Episode 11 of History Channel’s Alone, Season 9, takes place over days 62-78. Three contestants remain at the start of the episode.
This is a recap and review of the Finale!
Spoilers to follow!
As of the start of the episode, Tiemojin had lost 54 pounds so far and can barely carry a bushel of sticks. He spends a lot of time thinking about his mom but also the survival goals he set out to achieve.
It’s clear he’s going to tap out, but first, he decides to make a final gesture in honor of the Canadian Grenadier Guards, as per his military background.
His reason for leaving is that he’s at the end of what he can endure. His body has taken a beating, but he’s decided his mom will still be proud of him. The goals he set out to do on the show were to inspire her and to test himself and his skills, and he’s believed he’s accomplished this.
Tiemojin survived 63 days. “I feel 100% me,” he says as he leaves, and that’s worth more than half a million bucks.
As usual, Karie Lee’s segment begins with her having a good time. She has a fake snowball fight with herself, which was fun to watch. She’s lost 49 pounds since the start of the competition, so you’d think she wouldn’t have calories to burn, but she wouldn’t be Karie Lee without a show of enthusiasm.
Karie Lee makes a trek to check her traps and fires an arrow at a squirrel but misses. As she walks, she explains how she wants to use the winning money to buy a piece of property to relocate her yurt and use the yurt as a classroom so she can build her own home.
A few days later, after deciding she’s too weak to hunt, she explains another motivation for going on the show. Her friend, Colette, has cancer and can’t live in nature due to her condition and treatments. Karie Lee explains that her friend is using Karie Lee as motivation, so she in turn is using Collette as her motivation for endurance.
Karie Lee then locates alder to make skis but never uses them. She grows weaker and weaker and can’t sleep because she’s sore from weight loss. She becomes emotional, showing the camera that instead of a picture of a family member, she’s brought an inspirational message, “Do Your Dream.”

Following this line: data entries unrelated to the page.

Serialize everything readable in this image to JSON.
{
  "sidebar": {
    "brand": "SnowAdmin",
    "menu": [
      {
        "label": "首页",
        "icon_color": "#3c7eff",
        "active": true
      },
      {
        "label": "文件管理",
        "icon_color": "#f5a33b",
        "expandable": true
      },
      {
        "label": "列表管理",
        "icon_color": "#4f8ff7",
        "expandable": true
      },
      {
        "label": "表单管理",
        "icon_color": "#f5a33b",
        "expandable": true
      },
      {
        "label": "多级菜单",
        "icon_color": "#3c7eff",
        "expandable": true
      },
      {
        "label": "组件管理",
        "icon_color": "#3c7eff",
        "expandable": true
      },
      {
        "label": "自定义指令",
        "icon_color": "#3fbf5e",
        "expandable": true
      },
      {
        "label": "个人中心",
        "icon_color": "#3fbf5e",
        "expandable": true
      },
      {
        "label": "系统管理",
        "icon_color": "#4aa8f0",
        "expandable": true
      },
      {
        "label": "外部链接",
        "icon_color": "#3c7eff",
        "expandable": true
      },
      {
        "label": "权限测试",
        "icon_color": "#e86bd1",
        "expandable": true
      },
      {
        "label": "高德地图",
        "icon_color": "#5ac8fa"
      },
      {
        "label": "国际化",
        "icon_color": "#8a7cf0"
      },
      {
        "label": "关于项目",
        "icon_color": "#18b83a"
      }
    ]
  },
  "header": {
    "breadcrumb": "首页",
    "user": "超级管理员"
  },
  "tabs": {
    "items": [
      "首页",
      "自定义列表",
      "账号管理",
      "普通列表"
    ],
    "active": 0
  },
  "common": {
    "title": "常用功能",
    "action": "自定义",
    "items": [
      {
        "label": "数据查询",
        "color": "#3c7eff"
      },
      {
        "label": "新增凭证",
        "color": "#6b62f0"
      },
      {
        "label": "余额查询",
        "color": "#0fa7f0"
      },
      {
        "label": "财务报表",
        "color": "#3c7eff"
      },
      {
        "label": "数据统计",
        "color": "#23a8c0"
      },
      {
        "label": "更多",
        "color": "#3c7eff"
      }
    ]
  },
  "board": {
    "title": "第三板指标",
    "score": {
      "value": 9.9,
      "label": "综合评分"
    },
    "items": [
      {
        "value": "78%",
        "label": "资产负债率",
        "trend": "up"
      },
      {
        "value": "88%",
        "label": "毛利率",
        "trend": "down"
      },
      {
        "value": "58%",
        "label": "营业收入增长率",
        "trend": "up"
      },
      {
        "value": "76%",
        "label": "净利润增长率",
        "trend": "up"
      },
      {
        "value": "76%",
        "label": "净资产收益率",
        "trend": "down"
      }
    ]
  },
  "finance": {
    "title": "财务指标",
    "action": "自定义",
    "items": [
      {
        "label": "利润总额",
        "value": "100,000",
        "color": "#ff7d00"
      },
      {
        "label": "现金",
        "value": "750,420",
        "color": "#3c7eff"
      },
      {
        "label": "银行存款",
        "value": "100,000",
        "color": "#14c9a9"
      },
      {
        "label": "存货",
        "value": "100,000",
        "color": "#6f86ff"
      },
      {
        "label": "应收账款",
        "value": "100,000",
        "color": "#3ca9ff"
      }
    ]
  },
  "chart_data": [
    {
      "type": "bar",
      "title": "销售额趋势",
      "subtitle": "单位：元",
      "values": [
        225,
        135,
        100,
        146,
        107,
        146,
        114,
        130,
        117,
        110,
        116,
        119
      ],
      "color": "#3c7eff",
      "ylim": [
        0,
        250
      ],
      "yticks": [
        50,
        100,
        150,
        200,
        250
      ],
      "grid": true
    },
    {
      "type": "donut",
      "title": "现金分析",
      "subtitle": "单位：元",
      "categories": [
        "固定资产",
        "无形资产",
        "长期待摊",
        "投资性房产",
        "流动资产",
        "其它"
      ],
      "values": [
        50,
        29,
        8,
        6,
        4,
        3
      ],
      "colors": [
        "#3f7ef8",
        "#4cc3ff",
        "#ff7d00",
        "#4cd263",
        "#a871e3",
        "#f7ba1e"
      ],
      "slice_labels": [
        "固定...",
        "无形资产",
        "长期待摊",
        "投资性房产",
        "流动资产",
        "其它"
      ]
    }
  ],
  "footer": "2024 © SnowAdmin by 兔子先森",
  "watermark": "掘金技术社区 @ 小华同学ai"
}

A day or so later, we see her sitting in her shelter, the phone in her lap. She’s tapping out. She says, “It’s time to take care of myself.” My reaction was less profound:
Yet, despite not winning, Karie Lee did exceptionally well in the wilderness and is very happy to go home. She explains she’s stepping into elderhood and wants to focus on helping those around her. She doesn’t feel like she’s lost, but she’s coming home with a lot of wisdom. I’ve learned a lot from her, just from watching the show.
This leaves only one contestant. At the start of the episode, Juan Pablo has been fasting for eleven days. We see his ice chisel in action, which he uses to make holes to get water. He also patches a hole in his tarp and decides he’s going to build a fire.
Juan Pablo hasn’t had a fire in 62 days at this point, so he uses a mallet he made on day 23 to cut wood. He decides to have a fire for no other reason than “to stop the monotony.” The fireplace he built using paint cans he found is very smokey and smells … awful.
Given the fumes make him feel a bit sick, he decides to vacate his shelter and then redo the fireplace with other cans he’d saved. As he does so, he talks about his partner Jennifer and his plans to build a homestead.
After he thinks he sees a polar bear across the lake, he starts going a bit … bonkers. He makes a few nonsensical statements in the night, then decides he’s going to go for a walk on the ice in the morning. As he takes in the beauty of the winter landscape around him, he decides he’s going to propose to Jennifer when he gets back – he’s finally realized that he doesn’t need money to do so.
As usual with the finales in Alone, Juan Pablo is told to expect a medical check. He doesn’t look as emaciated as other past winners, but he also chugs water to raise his weight and lower his blood pressure before the team arrives.
And, as expected, he has a tearful reunion with Jennifer. He shows her his shelter, and I kind of hoped he’d propose right then and there (but no luck!). As he leaves, he talks about how “many people nowadays need more resilience.” As someone who survived on next to no food in the wilderness for 78 days, Juan Pablo is definitely merited in saying this!
The more seasons Alone makes, the better the contestants seem to be at survival or wilderness living. This is a different dynamic to the earlier seasons, as we saw relatively untested people making lots of mistakes and (sometimes) bumbling around. As such, this Finale was a little bit slow. It’s less interesting to watch contestants simply outlast one another by sitting around than to have people leaving due to mishaps or poor planning. It’s still an immensely enjoyable show, but it makes me wonder what curveballs the producers will throw at the contestants in new seasons!
Congratulations to all the contestants, but especially Juan Pablo!